A recent study published in JAMA highlights a significant disparity in mortality rates between black and white individuals in the United States. The study found that the mortality rate for black people is considerably higher due to the way the medical care system treats them based on their race, according to CBS News.
The researchers noted that after a period of progress in reducing disparities, improvements stalled, and the differences between the black and white populations worsened in 2020. From 1999 to 2020, the black population experienced over 1.63 million more deaths and lost more than 80 million excess years of life compared to the white population.
Heart disease emerged as the leading cause of excess mortality rates, with infants and middle-aged adults experiencing the largest rates of potential life loss.
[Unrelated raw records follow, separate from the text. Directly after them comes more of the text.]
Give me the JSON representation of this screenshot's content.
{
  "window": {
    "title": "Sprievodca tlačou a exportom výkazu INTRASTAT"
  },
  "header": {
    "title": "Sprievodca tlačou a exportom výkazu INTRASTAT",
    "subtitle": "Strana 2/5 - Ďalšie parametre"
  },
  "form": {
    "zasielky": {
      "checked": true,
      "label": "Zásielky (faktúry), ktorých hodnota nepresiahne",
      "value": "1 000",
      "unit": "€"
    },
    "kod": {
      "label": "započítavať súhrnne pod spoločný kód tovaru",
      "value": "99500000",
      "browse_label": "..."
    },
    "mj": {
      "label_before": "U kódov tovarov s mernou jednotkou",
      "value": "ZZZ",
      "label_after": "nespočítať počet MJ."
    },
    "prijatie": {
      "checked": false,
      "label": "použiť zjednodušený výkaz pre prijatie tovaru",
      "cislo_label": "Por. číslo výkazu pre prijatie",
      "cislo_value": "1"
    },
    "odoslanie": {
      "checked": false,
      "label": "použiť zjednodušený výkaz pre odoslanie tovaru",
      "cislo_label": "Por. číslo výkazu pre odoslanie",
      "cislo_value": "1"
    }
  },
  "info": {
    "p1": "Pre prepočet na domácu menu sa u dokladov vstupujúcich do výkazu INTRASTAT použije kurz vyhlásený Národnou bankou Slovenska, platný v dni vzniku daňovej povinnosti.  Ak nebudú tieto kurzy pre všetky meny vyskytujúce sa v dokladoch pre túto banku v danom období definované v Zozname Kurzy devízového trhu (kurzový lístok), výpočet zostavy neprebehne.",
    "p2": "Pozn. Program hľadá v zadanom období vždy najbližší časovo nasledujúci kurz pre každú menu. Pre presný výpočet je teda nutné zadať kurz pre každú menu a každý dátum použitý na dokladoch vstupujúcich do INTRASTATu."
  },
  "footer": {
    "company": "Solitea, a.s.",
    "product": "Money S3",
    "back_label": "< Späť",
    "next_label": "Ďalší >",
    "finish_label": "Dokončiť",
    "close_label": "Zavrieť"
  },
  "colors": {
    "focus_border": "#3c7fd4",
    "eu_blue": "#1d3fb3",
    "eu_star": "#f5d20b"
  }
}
Cancer, particularly in men, also contributed significantly to the disparity in deaths, according to the study.
The COVID-19 pandemic further exacerbated the disproportionate impact on the black population, as revealed by a previous study published in 2020.
Dr. Harlan Krumholz, the lead author of the study, emphasized that race is a social construct and should not determine life expectancies. He highlighted the need for addressing the social and systemic factors that lead to these disparities, including where people live, their exposures, and the way the healthcare system treats them based on race.
The study’s findings serve as a sobering reminder that preventable deaths continue to occur, and it is crucial to configure society in a way that eliminates these disparities and responds to the needs of marginalized communities. The authors emphasized the urgent need for recognizing and addressing these disparities, particularly among infants and children, to reduce the number of excess deaths and minimize the pronounced disparity in years of potential life lost.